He was once the majority leader of the state Senate. Now, Malcolm Smith's fate is about to be in the hands of a 12-person jury. NY1's Courtney Gross was in the courtroom for closing arguments in White Plains and filed this report.
Before Sheldon Silver was put in handcuffs, there was Malcolm Smith.
Nearly two years later, Smith's fate is now nearly in the hands of a jury in White Plains.
They must decide whether Smith tried to steal the 2013 race for mayor by bribing Republican party officials to get his name on the ballot.
"Our position is very simple: the government violated the law in the manner in which they investigated this crime," says Smith's attorney, Gerald Shargel.
His attorneys made their final plea to the jury on Wednesday, arguing Smith did not commit the bribery scheme he is accused of—that it was in fact the government manufacturing a crime, entrapping the now former state senator.
"I have said from the beginning that I am going to mount an entrapment defense. The law recognizes the entrapment defense as one in which the defendant must be found not guilty if they find he is a victim of entrapment," Shargel says.
The case includes hours of undercover video, including a clip recorded secretly by an FBI agent who was posing as an out of state real estate developer, willing to hand out cash for favors.
The recordings capture this former GOP leader from Queens, Vincent Tabone, pocketing cash in a dark parked car.
In them, Vincent Tabone talks about $15,000 in cash.

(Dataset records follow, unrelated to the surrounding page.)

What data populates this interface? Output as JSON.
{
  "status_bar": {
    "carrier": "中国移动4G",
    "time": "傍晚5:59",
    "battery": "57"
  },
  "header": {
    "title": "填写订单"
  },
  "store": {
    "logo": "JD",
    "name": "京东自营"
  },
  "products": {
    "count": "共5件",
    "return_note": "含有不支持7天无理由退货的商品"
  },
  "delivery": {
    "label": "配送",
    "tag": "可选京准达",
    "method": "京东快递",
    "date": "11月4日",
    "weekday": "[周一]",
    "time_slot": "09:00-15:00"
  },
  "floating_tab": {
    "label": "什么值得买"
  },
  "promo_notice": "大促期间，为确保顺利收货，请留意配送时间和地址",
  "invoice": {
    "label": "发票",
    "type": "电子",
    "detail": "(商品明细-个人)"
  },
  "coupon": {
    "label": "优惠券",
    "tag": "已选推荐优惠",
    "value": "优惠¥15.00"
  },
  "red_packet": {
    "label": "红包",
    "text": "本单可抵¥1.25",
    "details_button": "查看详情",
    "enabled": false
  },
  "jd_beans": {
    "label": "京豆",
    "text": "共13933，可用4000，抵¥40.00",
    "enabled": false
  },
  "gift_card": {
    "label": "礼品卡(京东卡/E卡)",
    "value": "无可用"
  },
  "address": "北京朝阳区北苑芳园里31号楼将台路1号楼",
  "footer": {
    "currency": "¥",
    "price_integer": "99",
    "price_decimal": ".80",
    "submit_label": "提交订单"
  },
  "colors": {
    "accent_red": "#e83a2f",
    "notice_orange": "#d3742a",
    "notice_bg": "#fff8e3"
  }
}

Tabone is on trial alongside Smith. His attorneys argue that payment was for legitimate work.
"I think they have been able to prove that politics is not a clean business. I think they have been able to prove that there is a lot of deals and trades that get done there. They have shown some people like other city councilman who have done wrong things. But what they haven't shown is my client is guilty of a crime," says Tabone's attorney Samuel Braverman.
This trial has been going on for about a month and the jury is expected to get the case and begin deliberating on Thursday.